Virginia Watson first traveled to Chatsworth as a teenager, making the drive with friends and family nearly 70 years ago from her home in Highland Park to a cabin in what was then a far-flung community of ranches and orange groves.
Sixty-eight years later, Watson is so closely identified with the community she adopted as her own that locals view her as its matriarch -- and head historian.
For The Record
Los Angeles Times Tuesday, October 09, 2007 Home Edition Main News Part A Page 2 National Desk 2 inches; 69 words Type of Material: Correction
Chatsworth museum: An article in Monday's California section on the renaming of the Chatsworth Museum as the Virginia Watson Chatsworth Museum said Virginia Watson "read a column in the local newspaper mentioning her family as the first English-speaking settlers in Chatsworth in 1874." In fact, Watson read a column written by Katherine Johnson, who wrote about her own family -- the Johnson family -- as the first English-speaking settlers.
"She is Ms. Chatsworth," said Andre van der Valk, a co-president of the Chatsworth Historical Society. "She represents Chatsworth, and if there's anything going on in Chatsworth, past, present and future, she knows about it."
On Sunday, Watson was honored by neighbors, members of the historical society she helped start, and city officials at the community's Pioneer Day festival.
As cameras flashed, she turned around to view the unveiled sign renaming the Chatsworth Museum the Virginia Watson Chatsworth Museum, and she gasped in surprise.
"I don't really know what to say. I'm kind of overwhelmed," Watson said, tears welling in her eyes. "Thank you very much for thinking of me. . . . Nobody told me anything."
She first became intrigued with Chatsworth's history when after moving there in 1952 she read a column in the local newspaper mentioning her family as the first English-speaking settlers in Chatsworth in 1874.
A history buff and writer -- Watson later wrote a column called "Out Our Way" on Chatsworth for the Daily News -- she was hooked. She wanted to find out more.
"I started collecting things, anything about Chatsworth, and people still alive could remember [history], and I spoke with them. In the 1960s I started collecting pictures," Watson said.

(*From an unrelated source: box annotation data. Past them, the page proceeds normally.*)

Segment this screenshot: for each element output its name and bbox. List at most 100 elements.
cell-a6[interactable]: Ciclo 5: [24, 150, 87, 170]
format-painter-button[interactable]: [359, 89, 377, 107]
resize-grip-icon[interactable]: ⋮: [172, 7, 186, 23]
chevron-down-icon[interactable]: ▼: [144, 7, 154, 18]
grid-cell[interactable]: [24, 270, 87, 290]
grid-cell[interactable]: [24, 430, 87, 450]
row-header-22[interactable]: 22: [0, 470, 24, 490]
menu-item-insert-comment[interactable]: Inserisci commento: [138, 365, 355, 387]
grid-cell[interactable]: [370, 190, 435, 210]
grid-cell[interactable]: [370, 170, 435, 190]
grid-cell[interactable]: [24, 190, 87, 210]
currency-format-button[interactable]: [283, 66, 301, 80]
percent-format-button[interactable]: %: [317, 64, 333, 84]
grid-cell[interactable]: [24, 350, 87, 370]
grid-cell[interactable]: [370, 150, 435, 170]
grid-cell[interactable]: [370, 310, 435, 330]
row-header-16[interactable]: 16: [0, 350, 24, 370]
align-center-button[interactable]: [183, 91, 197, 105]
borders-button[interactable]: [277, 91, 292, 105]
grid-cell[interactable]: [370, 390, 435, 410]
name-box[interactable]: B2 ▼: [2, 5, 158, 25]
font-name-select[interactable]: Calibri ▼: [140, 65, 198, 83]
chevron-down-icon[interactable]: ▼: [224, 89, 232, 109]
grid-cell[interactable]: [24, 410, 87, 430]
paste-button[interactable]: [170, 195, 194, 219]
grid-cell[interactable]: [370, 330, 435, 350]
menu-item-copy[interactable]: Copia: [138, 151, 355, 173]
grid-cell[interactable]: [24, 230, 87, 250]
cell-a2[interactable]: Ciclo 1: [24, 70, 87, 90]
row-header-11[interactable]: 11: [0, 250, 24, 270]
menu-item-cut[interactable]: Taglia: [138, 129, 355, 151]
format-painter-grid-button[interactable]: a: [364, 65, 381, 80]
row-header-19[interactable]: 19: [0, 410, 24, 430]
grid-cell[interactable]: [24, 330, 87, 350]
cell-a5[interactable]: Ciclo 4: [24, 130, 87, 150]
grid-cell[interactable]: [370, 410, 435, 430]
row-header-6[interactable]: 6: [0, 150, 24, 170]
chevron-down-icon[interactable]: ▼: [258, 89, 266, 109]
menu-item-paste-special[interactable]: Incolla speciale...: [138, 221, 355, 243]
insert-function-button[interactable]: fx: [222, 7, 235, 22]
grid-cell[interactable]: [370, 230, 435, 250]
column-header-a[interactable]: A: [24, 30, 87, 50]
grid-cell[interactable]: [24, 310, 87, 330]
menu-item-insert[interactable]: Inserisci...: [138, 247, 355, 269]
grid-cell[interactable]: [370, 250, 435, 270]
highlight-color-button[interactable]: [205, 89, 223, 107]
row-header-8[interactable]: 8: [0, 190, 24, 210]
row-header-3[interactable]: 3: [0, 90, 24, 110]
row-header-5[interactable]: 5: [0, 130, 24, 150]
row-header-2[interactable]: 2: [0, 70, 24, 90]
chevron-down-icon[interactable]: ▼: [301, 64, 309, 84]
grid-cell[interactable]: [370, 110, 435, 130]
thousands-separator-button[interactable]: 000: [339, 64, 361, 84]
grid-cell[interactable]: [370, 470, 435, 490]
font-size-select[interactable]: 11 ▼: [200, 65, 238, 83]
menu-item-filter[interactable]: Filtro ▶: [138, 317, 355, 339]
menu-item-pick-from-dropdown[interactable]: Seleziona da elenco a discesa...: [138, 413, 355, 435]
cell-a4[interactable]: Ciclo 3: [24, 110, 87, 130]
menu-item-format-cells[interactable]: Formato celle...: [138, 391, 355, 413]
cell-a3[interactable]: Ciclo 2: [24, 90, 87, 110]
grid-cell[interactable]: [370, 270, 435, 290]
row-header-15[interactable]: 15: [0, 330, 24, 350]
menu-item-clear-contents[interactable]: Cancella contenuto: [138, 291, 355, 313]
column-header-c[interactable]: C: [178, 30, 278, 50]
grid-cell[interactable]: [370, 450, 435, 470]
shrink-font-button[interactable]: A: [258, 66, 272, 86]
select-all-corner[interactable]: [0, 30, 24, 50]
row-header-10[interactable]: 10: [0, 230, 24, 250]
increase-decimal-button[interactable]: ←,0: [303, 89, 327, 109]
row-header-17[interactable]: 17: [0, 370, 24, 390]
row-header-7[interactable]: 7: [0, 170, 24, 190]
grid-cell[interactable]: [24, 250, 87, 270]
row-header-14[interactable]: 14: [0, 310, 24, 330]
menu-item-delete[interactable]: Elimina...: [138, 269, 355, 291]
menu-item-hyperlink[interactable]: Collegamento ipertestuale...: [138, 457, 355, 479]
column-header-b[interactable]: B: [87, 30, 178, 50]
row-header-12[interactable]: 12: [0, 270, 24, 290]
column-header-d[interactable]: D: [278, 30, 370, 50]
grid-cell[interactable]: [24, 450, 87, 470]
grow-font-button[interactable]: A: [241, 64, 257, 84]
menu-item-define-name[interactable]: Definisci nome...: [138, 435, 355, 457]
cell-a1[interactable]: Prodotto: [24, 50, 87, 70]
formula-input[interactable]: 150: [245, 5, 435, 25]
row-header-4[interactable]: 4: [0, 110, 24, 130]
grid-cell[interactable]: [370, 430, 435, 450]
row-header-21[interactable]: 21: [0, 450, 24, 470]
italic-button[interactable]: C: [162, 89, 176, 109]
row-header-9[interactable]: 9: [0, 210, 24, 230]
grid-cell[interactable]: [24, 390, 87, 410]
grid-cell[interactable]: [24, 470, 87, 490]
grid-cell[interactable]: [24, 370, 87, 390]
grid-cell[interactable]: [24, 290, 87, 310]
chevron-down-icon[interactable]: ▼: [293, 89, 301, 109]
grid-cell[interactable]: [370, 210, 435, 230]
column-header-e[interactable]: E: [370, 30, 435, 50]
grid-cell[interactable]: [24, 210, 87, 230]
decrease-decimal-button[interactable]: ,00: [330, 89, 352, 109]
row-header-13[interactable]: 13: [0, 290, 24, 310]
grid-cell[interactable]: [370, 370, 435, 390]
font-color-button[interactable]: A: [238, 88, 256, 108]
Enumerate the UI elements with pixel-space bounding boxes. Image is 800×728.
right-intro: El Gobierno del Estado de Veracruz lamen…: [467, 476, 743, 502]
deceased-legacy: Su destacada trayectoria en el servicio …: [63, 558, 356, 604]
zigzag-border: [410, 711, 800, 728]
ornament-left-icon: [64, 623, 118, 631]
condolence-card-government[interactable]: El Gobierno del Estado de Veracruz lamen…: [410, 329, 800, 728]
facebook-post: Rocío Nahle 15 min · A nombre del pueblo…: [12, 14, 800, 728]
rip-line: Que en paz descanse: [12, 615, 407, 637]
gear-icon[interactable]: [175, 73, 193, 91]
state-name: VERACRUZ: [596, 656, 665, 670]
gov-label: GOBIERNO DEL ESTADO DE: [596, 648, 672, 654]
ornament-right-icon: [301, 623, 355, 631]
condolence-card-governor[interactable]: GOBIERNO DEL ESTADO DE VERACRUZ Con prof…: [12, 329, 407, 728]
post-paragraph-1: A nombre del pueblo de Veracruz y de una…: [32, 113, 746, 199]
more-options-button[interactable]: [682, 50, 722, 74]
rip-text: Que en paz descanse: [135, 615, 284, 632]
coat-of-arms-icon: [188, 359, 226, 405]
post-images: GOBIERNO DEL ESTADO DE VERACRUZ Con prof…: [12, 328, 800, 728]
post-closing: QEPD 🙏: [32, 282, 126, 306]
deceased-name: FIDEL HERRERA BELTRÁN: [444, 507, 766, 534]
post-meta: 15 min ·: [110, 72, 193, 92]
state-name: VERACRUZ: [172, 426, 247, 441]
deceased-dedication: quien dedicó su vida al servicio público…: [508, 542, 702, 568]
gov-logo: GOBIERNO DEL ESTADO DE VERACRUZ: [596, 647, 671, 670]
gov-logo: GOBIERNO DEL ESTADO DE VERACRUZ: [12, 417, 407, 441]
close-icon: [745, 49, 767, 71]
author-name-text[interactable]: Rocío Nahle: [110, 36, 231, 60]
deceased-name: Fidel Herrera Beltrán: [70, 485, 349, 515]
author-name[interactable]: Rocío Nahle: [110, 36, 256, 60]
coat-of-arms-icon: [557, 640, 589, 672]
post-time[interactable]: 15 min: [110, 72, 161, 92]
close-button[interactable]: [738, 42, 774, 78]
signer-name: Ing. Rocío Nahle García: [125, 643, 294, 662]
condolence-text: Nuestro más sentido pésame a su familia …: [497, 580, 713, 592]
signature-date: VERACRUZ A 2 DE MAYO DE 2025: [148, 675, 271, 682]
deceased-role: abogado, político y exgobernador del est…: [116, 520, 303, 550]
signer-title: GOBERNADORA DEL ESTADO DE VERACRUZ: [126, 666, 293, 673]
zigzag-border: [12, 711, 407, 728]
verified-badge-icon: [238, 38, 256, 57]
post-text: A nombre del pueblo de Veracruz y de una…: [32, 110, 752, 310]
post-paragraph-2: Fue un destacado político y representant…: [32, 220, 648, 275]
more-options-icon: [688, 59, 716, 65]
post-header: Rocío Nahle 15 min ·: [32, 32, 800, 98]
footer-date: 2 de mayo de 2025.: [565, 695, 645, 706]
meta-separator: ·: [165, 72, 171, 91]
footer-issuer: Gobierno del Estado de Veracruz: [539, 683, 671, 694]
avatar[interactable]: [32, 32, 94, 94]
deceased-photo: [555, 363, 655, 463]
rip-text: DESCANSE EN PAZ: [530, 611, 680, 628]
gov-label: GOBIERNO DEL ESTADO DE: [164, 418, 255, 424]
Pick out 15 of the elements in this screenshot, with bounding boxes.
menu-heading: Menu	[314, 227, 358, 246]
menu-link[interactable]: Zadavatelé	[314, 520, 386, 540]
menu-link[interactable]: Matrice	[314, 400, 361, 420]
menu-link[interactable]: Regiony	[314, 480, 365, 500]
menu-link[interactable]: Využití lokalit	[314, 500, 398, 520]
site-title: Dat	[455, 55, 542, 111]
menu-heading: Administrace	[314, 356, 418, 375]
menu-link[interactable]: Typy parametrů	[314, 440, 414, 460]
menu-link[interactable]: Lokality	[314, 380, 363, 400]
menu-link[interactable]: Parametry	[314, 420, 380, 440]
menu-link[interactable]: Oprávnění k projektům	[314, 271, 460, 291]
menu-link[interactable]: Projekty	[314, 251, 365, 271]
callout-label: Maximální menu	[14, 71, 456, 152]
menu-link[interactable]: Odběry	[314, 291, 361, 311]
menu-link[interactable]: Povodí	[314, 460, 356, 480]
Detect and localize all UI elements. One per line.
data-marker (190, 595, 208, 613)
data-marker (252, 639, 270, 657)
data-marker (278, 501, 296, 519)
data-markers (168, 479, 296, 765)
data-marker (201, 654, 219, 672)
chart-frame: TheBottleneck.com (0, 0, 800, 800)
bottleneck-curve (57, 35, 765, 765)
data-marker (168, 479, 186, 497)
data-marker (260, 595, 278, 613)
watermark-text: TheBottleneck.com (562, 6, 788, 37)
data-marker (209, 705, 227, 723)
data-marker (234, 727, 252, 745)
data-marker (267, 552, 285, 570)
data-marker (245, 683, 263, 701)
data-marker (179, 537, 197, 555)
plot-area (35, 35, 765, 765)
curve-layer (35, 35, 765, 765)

Chatsworth, she learned, initially was inhabited by the Fernandeo tribe that had a village near what is now the intersection of Canoga Avenue and Rinaldi Street.
In the late 1850s, a stagecoach route came through from Los Encinos State Historic Park, across the Valley, through the Santa Susana Pass and up the coast. Residents voted to become part of Los Angeles in 1913 in order to get water from the Owens River.
Still rural by the 1930s, Chatsworth was the setting for movies and, later, television shows, including "The Fighting Seabees" with John Wayne, and the TV series "Bonanza."
Roy Rogers and Dale Evans had a ranch there, as did Lucille Ball and Desi Arnaz.
In the 1970s and '80s, as the area's population grew, condominiums, mini malls and shopping centers began to replace many of the farms and groves.